FDA advisory committee recommends the investigational SGLT2 inhibitor dapagliflozin for treatment of type 2 diabetes in adults
Posted: 12 December 2013 | | No comments yet
Dapagliflozin is being reviewed by the FDA for use as monotherapy, and in combination with other antidiabetic agents…
AstraZeneca and Bristol-Myers Squibb Company today announced the US Food and Drug Administration’s (FDA) Endocrinologic and Metabolic Drugs Advisory Committee (EMDAC) voted 13-1 that the benefits of dapagliflozin use outweigh identified risks and support marketing of dapagliflozin as an adjunct to diet and exercise to improve glycaemic control in adults with type 2 diabetes mellitus. The Advisory Committee also voted 10-4 that the data provided sufficient evidence that dapagliflozin, relative to comparators, has an acceptable cardiovascular risk profile.

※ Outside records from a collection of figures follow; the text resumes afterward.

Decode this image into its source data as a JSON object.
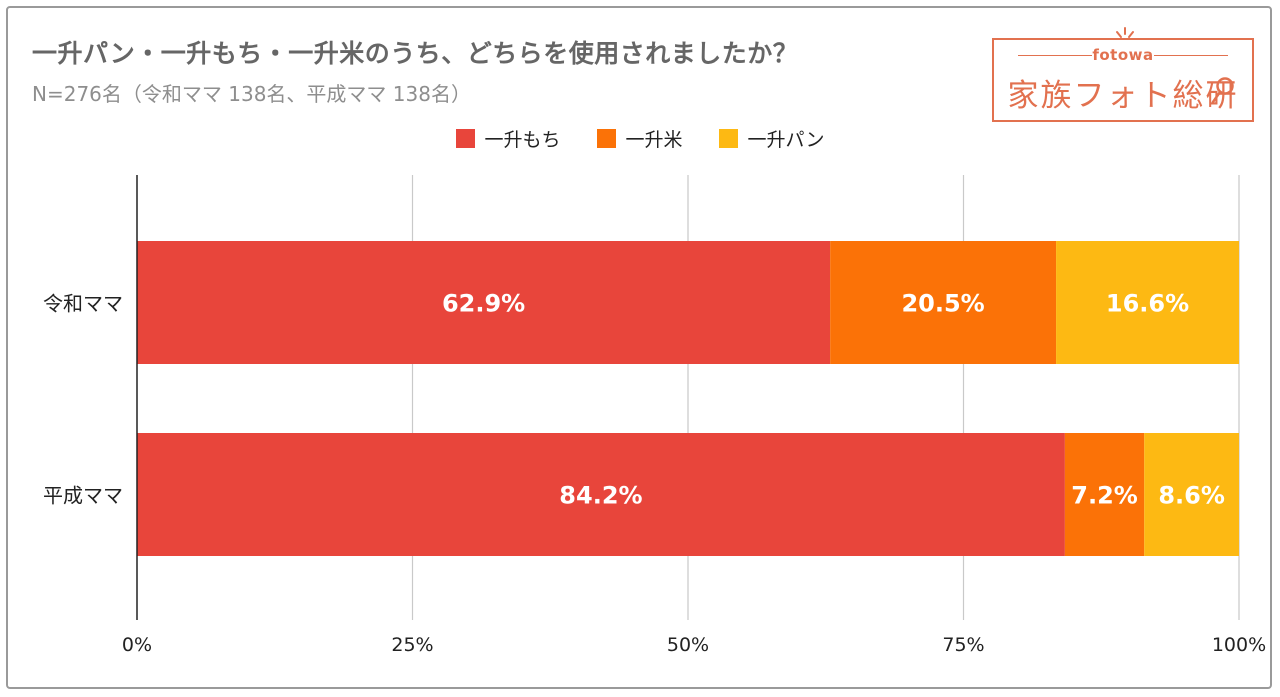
{
  "header": {
    "title": "一升パン・一升もち・一升米のうち、どちらを使用されましたか？",
    "subtitle": "N=276名（令和ママ 138名、平成ママ 138名）"
  },
  "logo": {
    "small_text": "fotowa",
    "main_text": "家族フォト総研"
  },
  "colors": {
    "mochi": "#e8453b",
    "kome": "#fb7207",
    "pan": "#fdb913",
    "grid": "#c9c9c9",
    "axis": "#222222",
    "logo": "#e2714f"
  },
  "chart_data": {
    "type": "bar",
    "orientation": "horizontal",
    "stacked": true,
    "categories": [
      "令和ママ",
      "平成ママ"
    ],
    "series": [
      {
        "name": "一升もち",
        "values": [
          62.9,
          84.2
        ],
        "labels": [
          "62.9%",
          "84.2%"
        ]
      },
      {
        "name": "一升米",
        "values": [
          20.5,
          7.2
        ],
        "labels": [
          "20.5%",
          "7.2%"
        ]
      },
      {
        "name": "一升パン",
        "values": [
          16.6,
          8.6
        ],
        "labels": [
          "16.6%",
          "8.6%"
        ]
      }
    ],
    "xlim": [
      0,
      100
    ],
    "xticks": [
      0,
      25,
      50,
      75,
      100
    ],
    "xtick_labels": [
      "0%",
      "25%",
      "50%",
      "75%",
      "100%"
    ],
    "grid": true,
    "legend_position": "top-center"
  }
}
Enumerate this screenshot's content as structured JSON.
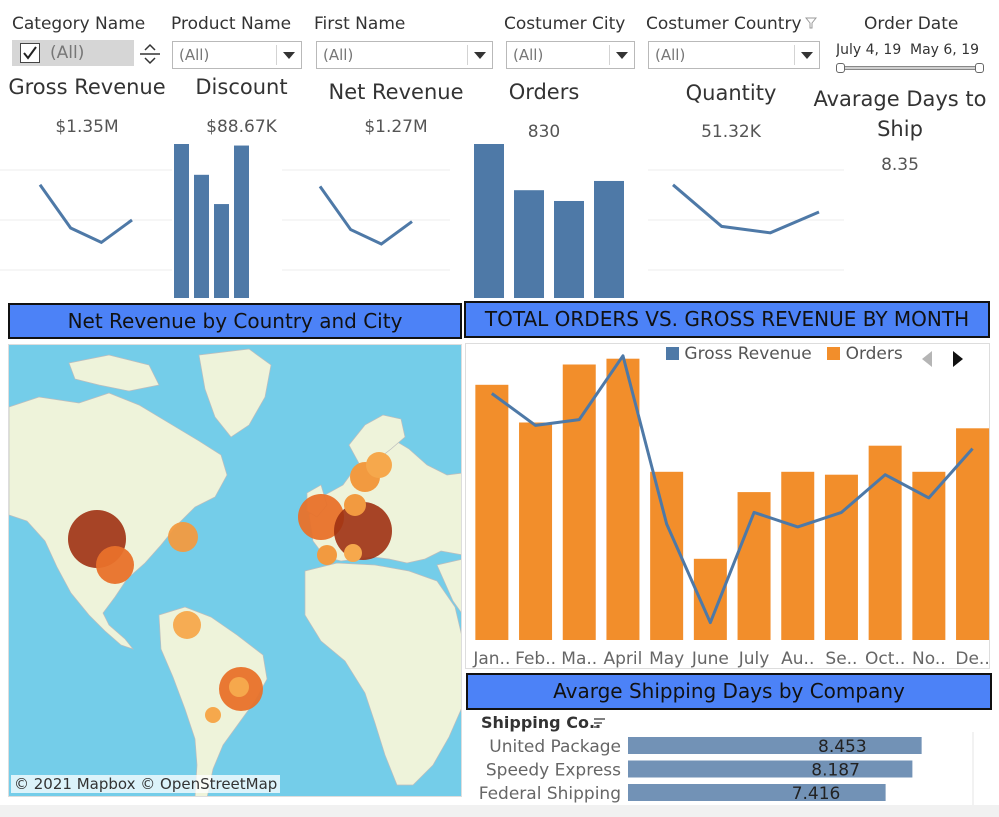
{
  "filters": {
    "category": {
      "label": "Category Name",
      "value": "(All)"
    },
    "product": {
      "label": "Product Name",
      "value": "(All)"
    },
    "first_name": {
      "label": "First Name",
      "value": "(All)"
    },
    "city": {
      "label": "Costumer City",
      "value": "(All)"
    },
    "country": {
      "label": "Costumer Country",
      "value": "(All)"
    },
    "order_date": {
      "label": "Order Date",
      "start": "July 4, 19",
      "end": "May 6, 19"
    }
  },
  "kpis": {
    "gross_revenue": {
      "title": "Gross Revenue",
      "value": "$1.35M"
    },
    "discount": {
      "title": "Discount",
      "value": "$88.67K"
    },
    "net_revenue": {
      "title": "Net Revenue",
      "value": "$1.27M"
    },
    "orders": {
      "title": "Orders",
      "value": "830"
    },
    "quantity": {
      "title": "Quantity",
      "value": "51.32K"
    },
    "avg_days": {
      "title_line1": "Avarage Days to",
      "title_line2": "Ship",
      "value": "8.35"
    }
  },
  "sparklines": {
    "gross_revenue": [
      0.72,
      0.45,
      0.36,
      0.5
    ],
    "discount": [
      1.0,
      0.8,
      0.61,
      0.99
    ],
    "net_revenue": [
      0.71,
      0.44,
      0.35,
      0.49
    ],
    "orders": [
      1.0,
      0.7,
      0.63,
      0.76
    ],
    "quantity": [
      0.72,
      0.46,
      0.42,
      0.55
    ]
  },
  "map": {
    "title": "Net Revenue by Country and City",
    "attribution": "© 2021 Mapbox © OpenStreetMap",
    "colors": {
      "ocean": "#74cde9",
      "land": "#eef3da",
      "bubble_high": "#9e3112",
      "bubble_mid": "#e8712a",
      "bubble_low": "#f6a84c"
    }
  },
  "combo": {
    "title": "TOTAL ORDERS VS. GROSS REVENUE BY MONTH",
    "legend": [
      {
        "name": "Gross Revenue",
        "color": "#4e79a7"
      },
      {
        "name": "Orders",
        "color": "#f28e2b"
      }
    ]
  },
  "chart_data": [
    {
      "type": "bar",
      "categories": [
        "Jan..",
        "Feb..",
        "Ma..",
        "April",
        "May",
        "June",
        "July",
        "Au..",
        "Se..",
        "Oct..",
        "No..",
        "De.."
      ],
      "series": [
        {
          "name": "Orders",
          "type": "bar",
          "values": [
            88,
            75,
            95,
            97,
            58,
            28,
            51,
            58,
            57,
            67,
            58,
            73
          ]
        },
        {
          "name": "Gross Revenue",
          "type": "line",
          "values": [
            85,
            74,
            76,
            98,
            40,
            6,
            44,
            39,
            44,
            57,
            49,
            66
          ]
        }
      ],
      "ylim": [
        0,
        100
      ],
      "legend": "top-right"
    },
    {
      "type": "bar",
      "title": "Avarge Shipping Days by Company",
      "column_header": "Shipping Co..",
      "categories": [
        "United Package",
        "Speedy Express",
        "Federal Shipping"
      ],
      "values": [
        8.453,
        8.187,
        7.416
      ],
      "labels": [
        "8.453",
        "8.187",
        "7.416"
      ],
      "xlim": [
        0,
        9.5
      ]
    }
  ]
}
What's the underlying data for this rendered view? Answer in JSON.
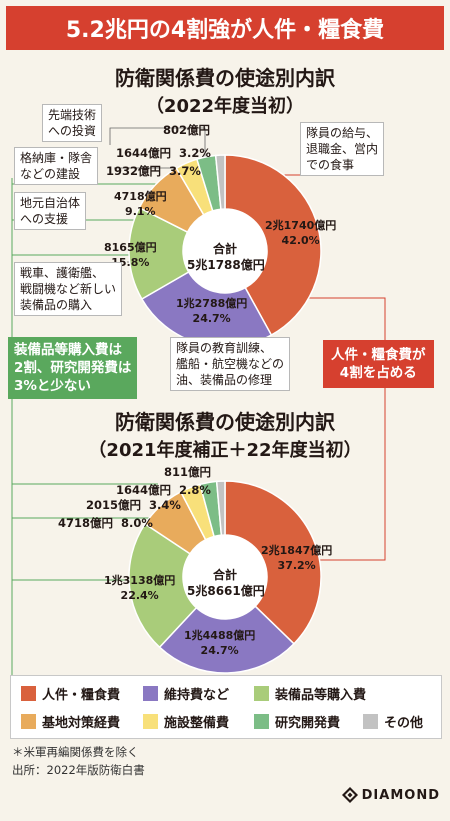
{
  "banner": "5.2兆円の4割強が人件・糧食費",
  "chart_data": [
    {
      "type": "pie",
      "title": "防衛関係費の使途別内訳",
      "subtitle": "（2022年度当初）",
      "center_label": "合計",
      "center_value": "5兆1788億円",
      "total": 51788,
      "categories": [
        "人件・糧食費",
        "維持費など",
        "装備品等購入費",
        "基地対策経費",
        "施設整備費",
        "研究開発費",
        "その他"
      ],
      "values": [
        21740,
        12788,
        8165,
        4718,
        1932,
        1644,
        802
      ],
      "value_labels": [
        "2兆1740億円",
        "1兆2788億円",
        "8165億円",
        "4718億円",
        "1932億円",
        "1644億円",
        "802億円"
      ],
      "percent_labels": [
        "42.0%",
        "24.7%",
        "15.8%",
        "9.1%",
        "3.7%",
        "3.2%",
        ""
      ]
    },
    {
      "type": "pie",
      "title": "防衛関係費の使途別内訳",
      "subtitle": "（2021年度補正＋22年度当初）",
      "center_label": "合計",
      "center_value": "5兆8661億円",
      "total": 58661,
      "categories": [
        "人件・糧食費",
        "維持費など",
        "装備品等購入費",
        "基地対策経費",
        "施設整備費",
        "研究開発費",
        "その他"
      ],
      "values": [
        21847,
        14488,
        13138,
        4718,
        2015,
        1644,
        811
      ],
      "value_labels": [
        "2兆1847億円",
        "1兆4488億円",
        "1兆3138億円",
        "4718億円",
        "2015億円",
        "1644億円",
        "811億円"
      ],
      "percent_labels": [
        "37.2%",
        "24.7%",
        "22.4%",
        "8.0%",
        "3.4%",
        "2.8%",
        ""
      ]
    }
  ],
  "colors": [
    "#d9613d",
    "#8a78c2",
    "#a9cc7a",
    "#e8ab5c",
    "#f8e07a",
    "#7cbd86",
    "#c2c2c2"
  ],
  "notes": {
    "research": [
      "先端技術",
      "への投資"
    ],
    "facility": [
      "格納庫・隊舎",
      "などの建設"
    ],
    "base": [
      "地元自治体",
      "への支援"
    ],
    "equipment": [
      "戦車、護衛艦、",
      "戦闘機など新しい",
      "装備品の購入"
    ],
    "personnel": [
      "隊員の給与、",
      "退職金、営内",
      "での食事"
    ],
    "maintenance": [
      "隊員の教育訓練、",
      "艦船・航空機などの",
      "油、装備品の修理"
    ]
  },
  "callout_green": [
    "装備品等購入費は",
    "2割、研究開発費は",
    "3%と少ない"
  ],
  "callout_red": [
    "人件・糧食費が",
    "4割を占める"
  ],
  "legend": [
    "人件・糧食費",
    "維持費など",
    "装備品等購入費",
    "基地対策経費",
    "施設整備費",
    "研究開発費",
    "その他"
  ],
  "footnotes": [
    "＊米軍再編関係費を除く",
    "出所：2022年版防衛白書"
  ],
  "logo": "DIAMOND"
}
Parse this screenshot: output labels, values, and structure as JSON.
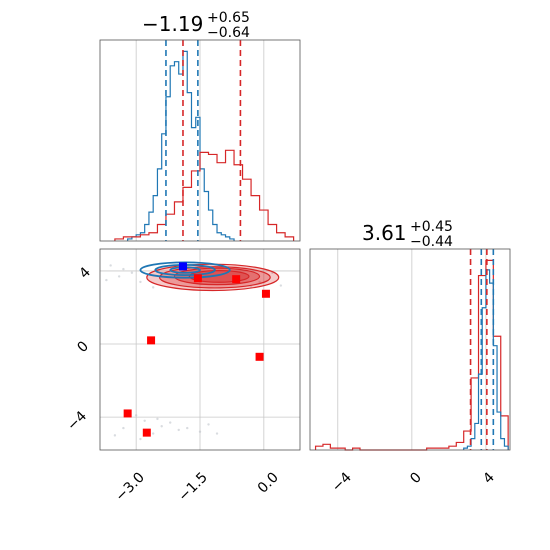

The FDA is not bound by the Advisory Committee’s recommendation but takes its advice into consideration when reviewing the application for an investigational agent. The Prescription Drug User Fee Act (PDUFA) goal date for dapagliflozin is 11 January 2014.
Dapagliflozin is being reviewed by the FDA for use as monotherapy, and in combination with other antidiabetic agents, as an adjunct to diet and exercise to improve glycaemic control in adults with type 2 diabetes. It is a selective and reversible inhibitor of sodium-glucose cotransporter 2 (SGLT2) that works independently of insulin to help remove excess glucose from the body. Dapagliflozin, an investigational compound in the US, was the first SGLT2 inhibitor to be approved anywhere in the world. Dapagliflozin is currently approved under the trade name FORXIGA™ for the treatment of adults with type 2 diabetes, along with diet and exercise, in 38 countries, including the European Union and Australia.
The EMDAC was provided with data from the extensive dapagliflozin global clinical development programme included as part of the New Drug Application (NDA) and resubmission. In response to the FDA’s January 2012 complete response letter, the NDA resubmission included several new studies and additional long-term data (up to four years’ duration) from previously submitted studies, resulting in an overall increase in patient-years exposure to dapagliflozin of more than 50 percent as compared to exposure in the original NDA. The resubmission included data from the dapagliflozin Phase II/III clinical development programme, which included more than 11,000 adult patients with diabetes (approximately 6,000 patients received dapagliflozin) in 24 clinical trials.
Patient populations examined covered the range of diabetes progression, including drug-naïve patients, patients inadequately controlled on oral therapies and patients on insulin-based regimens. The programme also provided significant experience in elderly patients, patients with a history of cardiovascular (CV) disease, overweight and obese patients, patients with poorly controlled hypertension and patients with mild to moderate renal impairment. In accordance with FDA guidelines, the NDA resubmission also included data assessing the CV safety of dapagliflozin in adults with type 2 diabetes. Additionally, the DECLARE study is being conducted in patients with type 2 diabetes to determine the effect of dapagliflozin, when added to the patients’ current anti-diabetes therapy, on the risk of CV events, such as CV death, myocardial infarction or ischaemic stroke, compared with placebo. The randomized, double-blind, placebo-controlled study of more than 17,000 patients initiated enrolment in April 2013 and has an anticipated completion date of 2019.